Sunday Photo Fiction – One Day


The shrill peel of my alarm thrust me into another unwelcome day. I stumbled to the bathroom and turned on the taps. The pipes groaned in protest. While I waited for the water to warm I stared at my reflection through slitted eyes. I looked older than my 40 years. I felt about a hundred. I winced as the water stung my red raw hands. I rubbed them dry. No lotions for me. What was the point of softening skin that had never caressed a lover or soothed a baby?

In the bedroom I squeezed my bulk into the too small dress I wore yesterday, picking off the congealed egg with my nail. I glanced at the clock. It was 6.27 am. Mother would be sitting up in bed now, walking stick poised ready to bang on the floor if I was so much of a second late. She would readily empty her bladder in protest at my neglect, grimacing as she told me she couldn’t help it. Couldn’t possibly wait another moment for her selfish daughter to tend to her needs.

Every day was exactly the same, monotonous, backbreaking and lonely. I dreamed of breakfast in bed, of holidays in the sun, sometimes I even dared wish for love.

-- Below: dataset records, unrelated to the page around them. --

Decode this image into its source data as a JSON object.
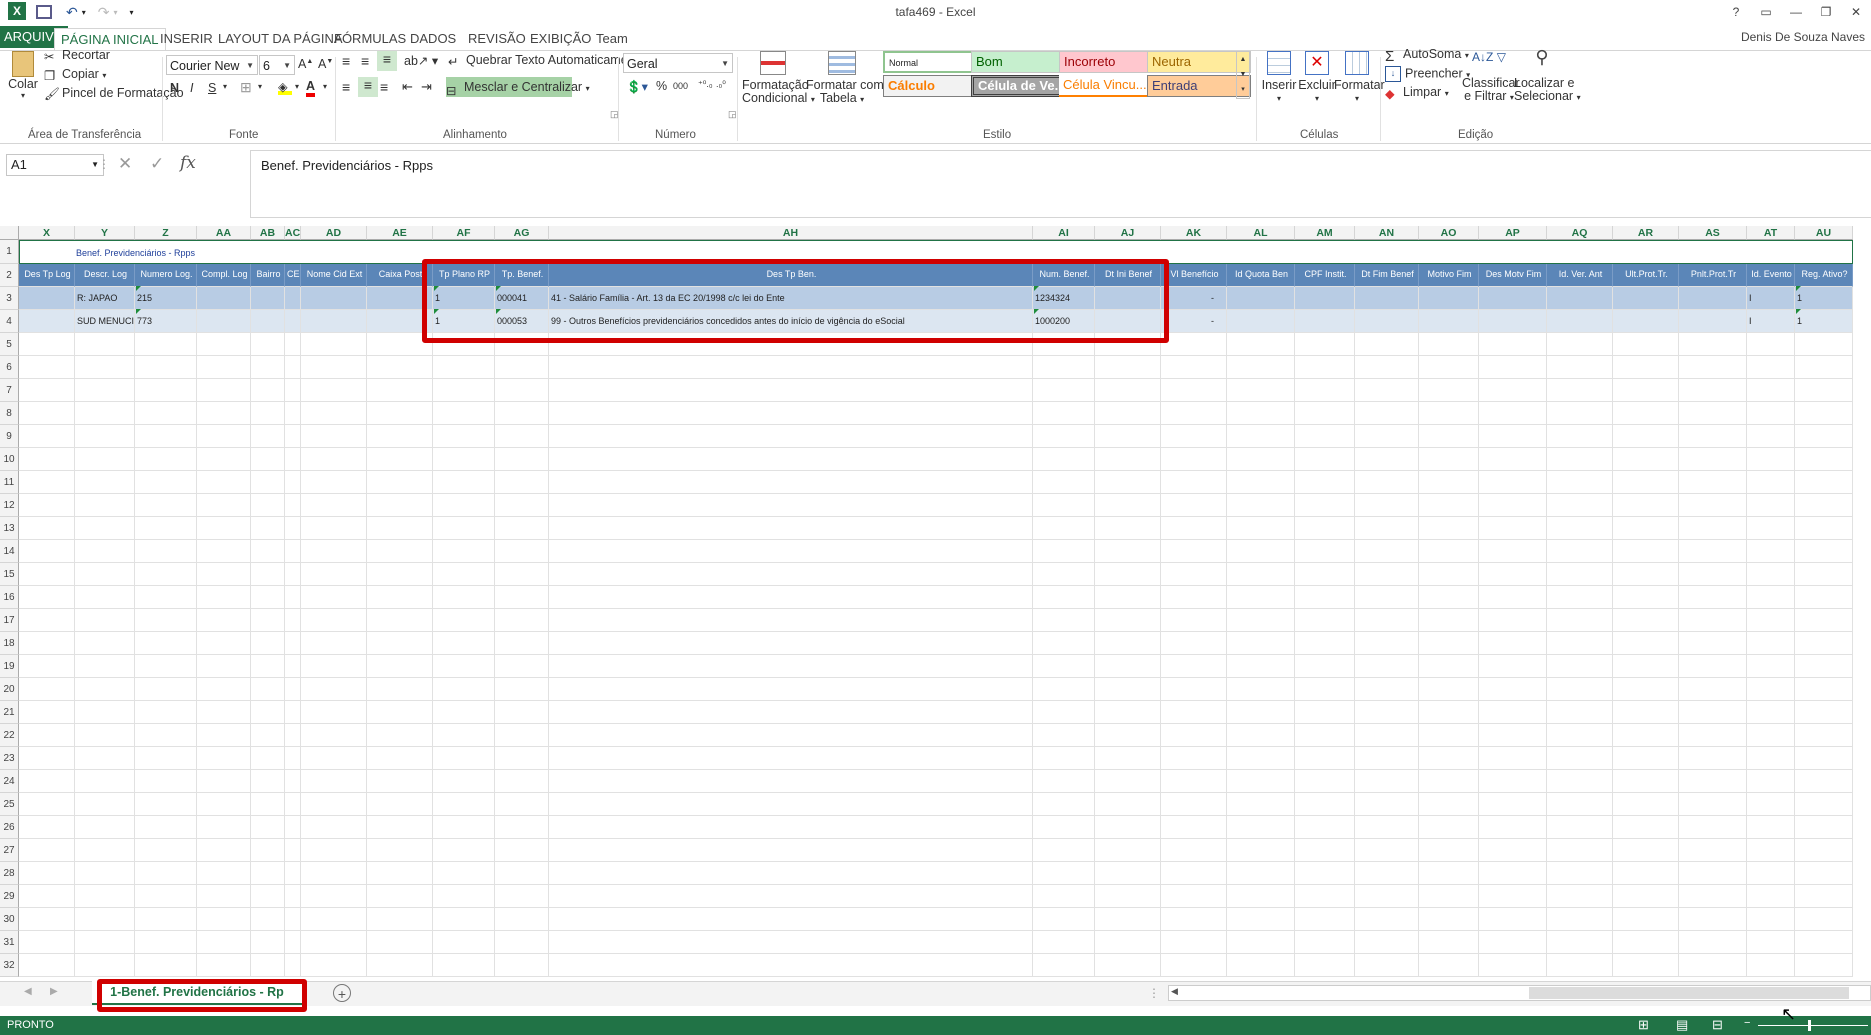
{
  "window": {
    "title": "tafa469 - Excel",
    "user": "Denis De Souza Naves",
    "help": "?",
    "logo": "X"
  },
  "tabs": [
    "ARQUIVO",
    "PÁGINA INICIAL",
    "INSERIR",
    "LAYOUT DA PÁGINA",
    "FÓRMULAS",
    "DADOS",
    "REVISÃO",
    "EXIBIÇÃO",
    "Team"
  ],
  "ribbon": {
    "clipboard": {
      "paste": "Colar",
      "cut": "Recortar",
      "copy": "Copiar",
      "format_painter": "Pincel de Formatação",
      "label": "Área de Transferência"
    },
    "font": {
      "name": "Courier New",
      "size": "6",
      "bold": "N",
      "italic": "I",
      "underline": "S",
      "font_color": "A",
      "label": "Fonte"
    },
    "alignment": {
      "wrap": "Quebrar Texto Automaticamente",
      "merge": "Mesclar e Centralizar",
      "label": "Alinhamento"
    },
    "number": {
      "format": "Geral",
      "percent": "%",
      "thousands": "000",
      "label": "Número"
    },
    "styles": {
      "cond_format_1": "Formatação",
      "cond_format_2": "Condicional",
      "format_table_1": "Formatar como",
      "format_table_2": "Tabela",
      "normal": "Normal",
      "bom": "Bom",
      "incorreto": "Incorreto",
      "neutra": "Neutra",
      "calculo": "Cálculo",
      "celula_ver": "Célula de Ve...",
      "celula_vinc": "Célula Vincu...",
      "entrada": "Entrada",
      "label": "Estilo"
    },
    "cells": {
      "insert": "Inserir",
      "delete": "Excluir",
      "format": "Formatar",
      "label": "Células"
    },
    "editing": {
      "autosum": "AutoSoma",
      "fill": "Preencher",
      "clear": "Limpar",
      "sort_1": "Classificar",
      "sort_2": "e Filtrar",
      "find_1": "Localizar e",
      "find_2": "Selecionar",
      "label": "Edição"
    }
  },
  "formula_bar": {
    "name_box": "A1",
    "fx": "fx",
    "value": "Benef. Previdenciários - Rpps"
  },
  "columns": [
    "X",
    "Y",
    "Z",
    "AA",
    "AB",
    "AC",
    "AD",
    "AE",
    "AF",
    "AG",
    "AH",
    "AI",
    "AJ",
    "AK",
    "AL",
    "AM",
    "AN",
    "AO",
    "AP",
    "AQ",
    "AR",
    "AS",
    "AT",
    "AU"
  ],
  "row_numbers": [
    "1",
    "2",
    "3",
    "4",
    "5",
    "6",
    "7",
    "8",
    "9",
    "10",
    "11",
    "12",
    "13",
    "14",
    "15",
    "16",
    "17",
    "18",
    "19",
    "20",
    "21",
    "22",
    "23",
    "24",
    "25",
    "26",
    "27",
    "28",
    "29",
    "30",
    "31",
    "32"
  ],
  "sheet": {
    "title_row": "Benef. Previdenciários - Rpps",
    "headers": [
      "Des Tp Log",
      "Descr. Log",
      "Numero Log.",
      "Compl. Log",
      "Bairro",
      "CEP",
      "Nome Cid Ext",
      "Caixa Post",
      "Tp Plano RP",
      "Tp. Benef.",
      "Des Tp Ben.",
      "Num. Benef.",
      "Dt Ini Benef",
      "Vl Benefício",
      "Id Quota Ben",
      "CPF Instit.",
      "Dt Fim Benef",
      "Motivo Fim",
      "Des Motv Fim",
      "Id. Ver. Ant",
      "Ult.Prot.Tr.",
      "Pnlt.Prot.Tr",
      "Id. Evento",
      "Reg. Ativo?"
    ],
    "rows": [
      [
        "",
        "R: JAPAO",
        "215",
        "",
        "",
        "",
        "",
        "",
        "1",
        "000041",
        "41 - Salário Família - Art. 13 da EC 20/1998 c/c lei do Ente",
        "1234324",
        "",
        "-",
        "",
        "",
        "",
        "",
        "",
        "",
        "",
        "",
        "I",
        "1"
      ],
      [
        "",
        "SUD MENUCI",
        "773",
        "",
        "",
        "",
        "",
        "",
        "1",
        "000053",
        "99 - Outros Benefícios previdenciários concedidos antes do início de vigência do eSocial",
        "1000200",
        "",
        "-",
        "",
        "",
        "",
        "",
        "",
        "",
        "",
        "",
        "I",
        "1"
      ]
    ]
  },
  "sheet_tab": "1-Benef. Previdenciários - Rp",
  "status": "PRONTO"
}
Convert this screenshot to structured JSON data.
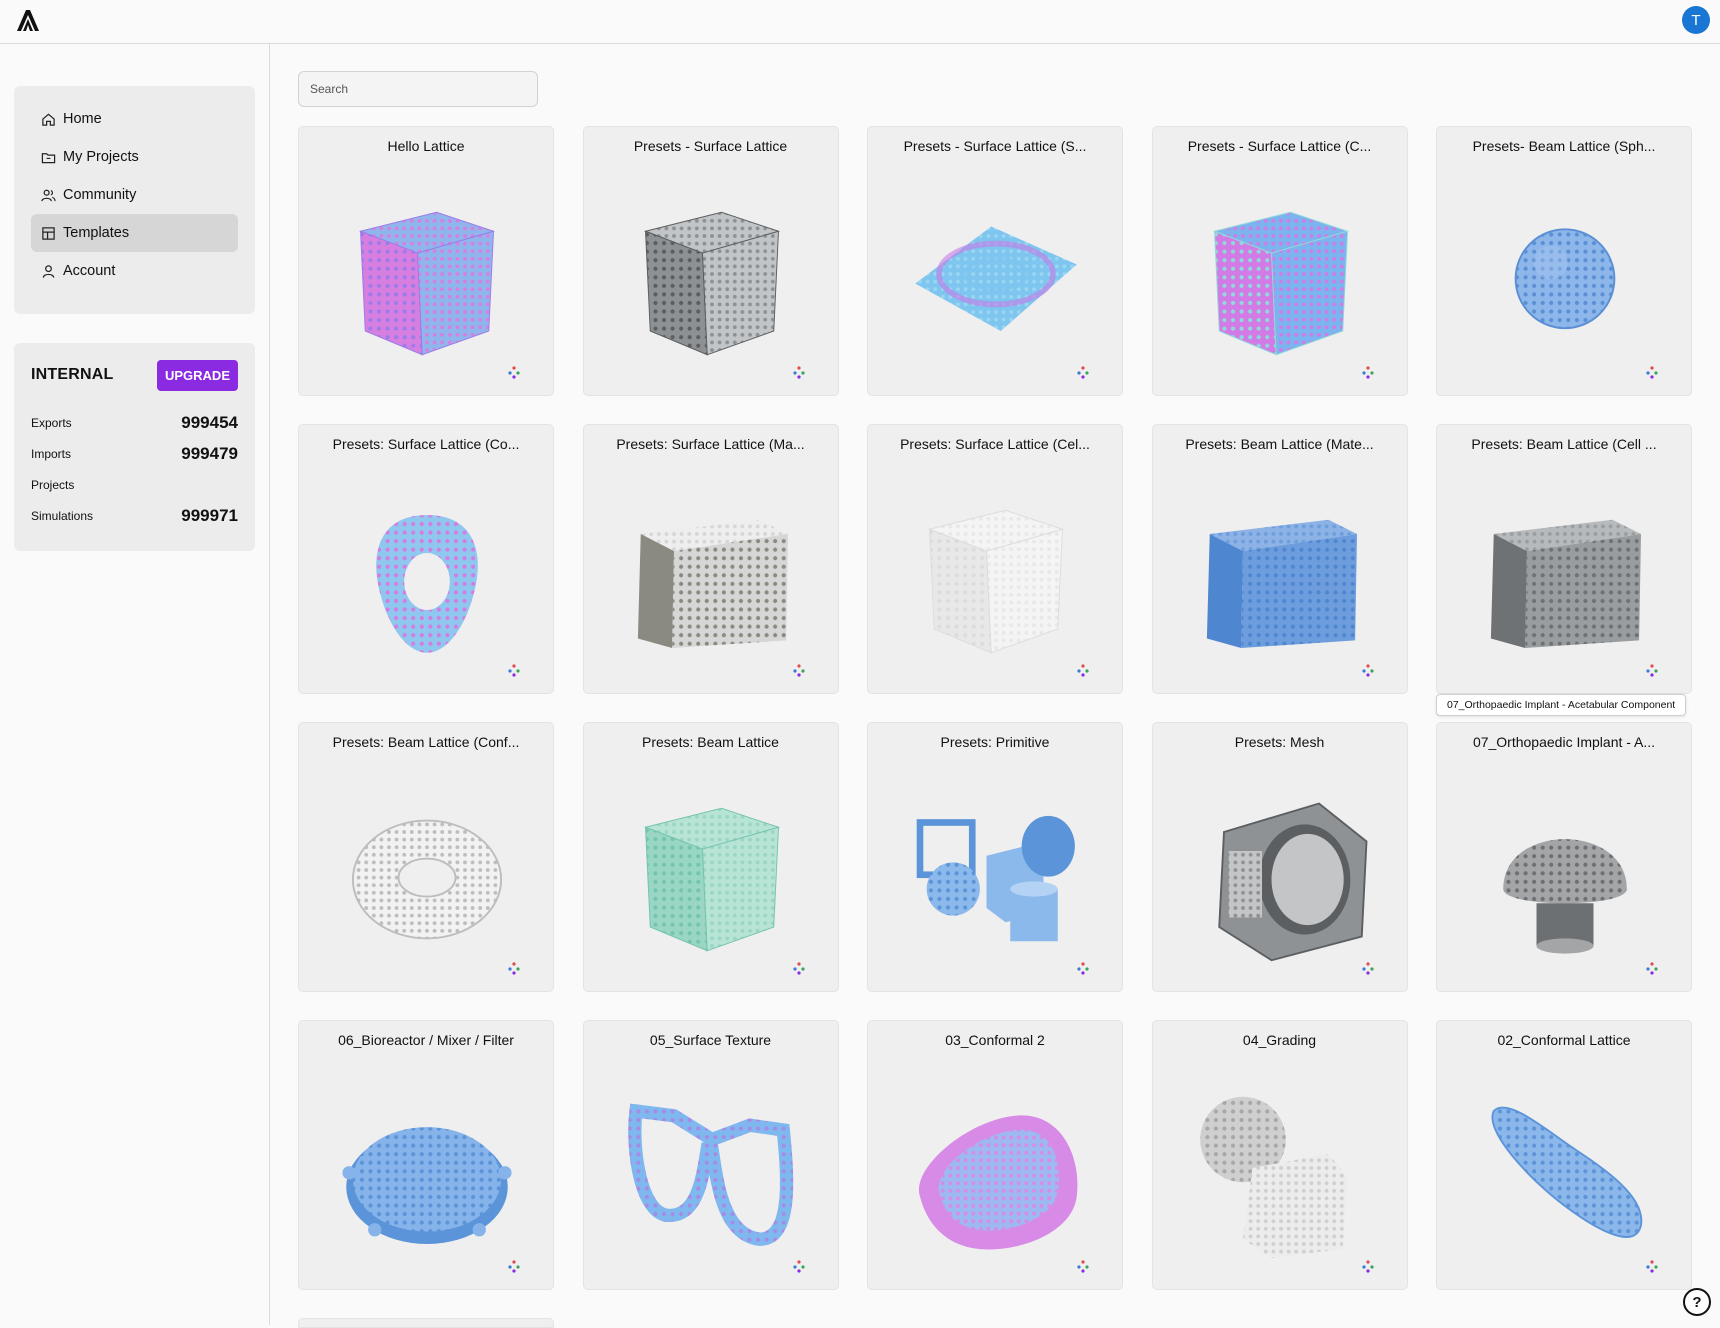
{
  "header": {
    "avatar_initial": "T"
  },
  "nav": {
    "items": [
      {
        "label": "Home",
        "icon": "home-icon"
      },
      {
        "label": "My Projects",
        "icon": "projects-icon"
      },
      {
        "label": "Community",
        "icon": "community-icon"
      },
      {
        "label": "Templates",
        "icon": "templates-icon",
        "active": true
      },
      {
        "label": "Account",
        "icon": "account-icon"
      }
    ]
  },
  "usage": {
    "plan": "INTERNAL",
    "upgrade_label": "UPGRADE",
    "stats": [
      {
        "label": "Exports",
        "value": "999454"
      },
      {
        "label": "Imports",
        "value": "999479"
      },
      {
        "label": "Projects",
        "value": ""
      },
      {
        "label": "Simulations",
        "value": "999971"
      }
    ]
  },
  "search": {
    "placeholder": "Search",
    "value": ""
  },
  "templates": [
    {
      "title": "Hello Lattice",
      "thumb": "cube",
      "colors": [
        "#9b7bea",
        "#d77fe0",
        "#8fb6ec"
      ]
    },
    {
      "title": "Presets - Surface Lattice",
      "thumb": "cube",
      "colors": [
        "#5a5e60",
        "#8d9194",
        "#c2c5c7"
      ]
    },
    {
      "title": "Presets - Surface Lattice (S...",
      "thumb": "slab",
      "colors": [
        "#c77be6",
        "#9ad6f0",
        "#7ec5f0"
      ]
    },
    {
      "title": "Presets - Surface Lattice (C...",
      "thumb": "cube",
      "colors": [
        "#8fdad8",
        "#d27be6",
        "#7cb4ef"
      ]
    },
    {
      "title": "Presets- Beam Lattice (Sph...",
      "thumb": "sphere",
      "colors": [
        "#5a8fd4",
        "#8db6ea",
        "#aac9f0"
      ]
    },
    {
      "title": "Presets: Surface Lattice (Co...",
      "thumb": "ring",
      "colors": [
        "#d47be4",
        "#8fc7ef",
        "#6dd4e0"
      ]
    },
    {
      "title": "Presets: Surface Lattice (Ma...",
      "thumb": "box",
      "colors": [
        "#8a8a80",
        "#d6d6d6",
        "#eeeeee"
      ]
    },
    {
      "title": "Presets: Surface Lattice (Cel...",
      "thumb": "cube",
      "colors": [
        "#dcdcdc",
        "#e8e8e8",
        "#f4f4f4"
      ]
    },
    {
      "title": "Presets: Beam Lattice (Mate...",
      "thumb": "box",
      "colors": [
        "#4f86d0",
        "#6d9ddd",
        "#8db2e6"
      ]
    },
    {
      "title": "Presets: Beam Lattice (Cell ...",
      "thumb": "box",
      "colors": [
        "#6f7275",
        "#9a9d9f",
        "#b7babc"
      ]
    },
    {
      "title": "Presets: Beam Lattice (Conf...",
      "thumb": "torus",
      "colors": [
        "#d9d9d9",
        "#bdbdbd",
        "#f2f2f2"
      ]
    },
    {
      "title": "Presets: Beam Lattice",
      "thumb": "cube",
      "colors": [
        "#74c4ae",
        "#99d6c4",
        "#b8e4d6"
      ]
    },
    {
      "title": "Presets: Primitive",
      "thumb": "primitives",
      "colors": [
        "#5b94d8",
        "#8cb9ec",
        "#b4d3f4"
      ]
    },
    {
      "title": "Presets: Mesh",
      "thumb": "mesh",
      "colors": [
        "#5c5f61",
        "#8f9294",
        "#c3c5c6"
      ]
    },
    {
      "title": "07_Orthopaedic Implant - A...",
      "thumb": "dome",
      "colors": [
        "#6d7073",
        "#a3a5a7",
        "#d5d6d7"
      ]
    },
    {
      "title": "06_Bioreactor / Mixer / Filter",
      "thumb": "disc",
      "colors": [
        "#5b94d8",
        "#86b3ea",
        "#b0cff2"
      ]
    },
    {
      "title": "05_Surface Texture",
      "thumb": "glasses",
      "colors": [
        "#a58be6",
        "#7fb8ee",
        "#8ed2ea"
      ]
    },
    {
      "title": "03_Conformal 2",
      "thumb": "cushion",
      "colors": [
        "#8fe0cf",
        "#d88be6",
        "#9db9f0"
      ]
    },
    {
      "title": "04_Grading",
      "thumb": "grading",
      "colors": [
        "#a7a7a7",
        "#cfcfcf",
        "#ececec"
      ]
    },
    {
      "title": "02_Conformal Lattice",
      "thumb": "insole",
      "colors": [
        "#5b94d8",
        "#8cb7ea",
        "#c5dcf6"
      ]
    }
  ],
  "tooltip": {
    "text": "07_Orthopaedic Implant - Acetabular Component"
  },
  "help_label": "?"
}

One day things would be different, the thudding of the stick on the ceiling above me sliced through my thoughts, I was forever waiting for that day.

Written for Sunday Photo Fiction – a story of around 200 words inspired by a prompt.


17 thoughts on “Sunday Photo Fiction – One Day

  1. I think we owe a lot to our parents but I don’t think we should be expected to totally give up our own lives and happiness. Unfortunately the population is aging and your story is probably played out around the world every day. Great story.

  2. I like the beating her mother over the head with her bedpan–but I suppose it’s because that’s the kind of story I would write. 😀
    Seriously though, it’s a sad fact that so many people care for mean, spiteful, ungrateful people, losing all joy in life in the process. My siblings and I cared for our mother for about 6 months before she died, but through it all, she remained kind and thoughtful. Never a harsh word passed her lips. I hope when my time comes, I can leave this world with as much grace and dignity as did my mother.

  3. This was a very provocative piece of writing. Even though you could have continued, the piece has strength and merit just as it is. Harsh and sad reality for many in today’s world, regardless of point of view – those needing care, or, as in this case, the care giver, many who often are abused equally, if not so more, by those around them. Sad truth in reality that for many, aging is such an ugly process, void of genuine care, concern and compassion, for ALL involved.

      • Yes, different countries and cultures definitely handle and consider aging and death with completely different responses and attitudes, some, with great respect, compassion and care.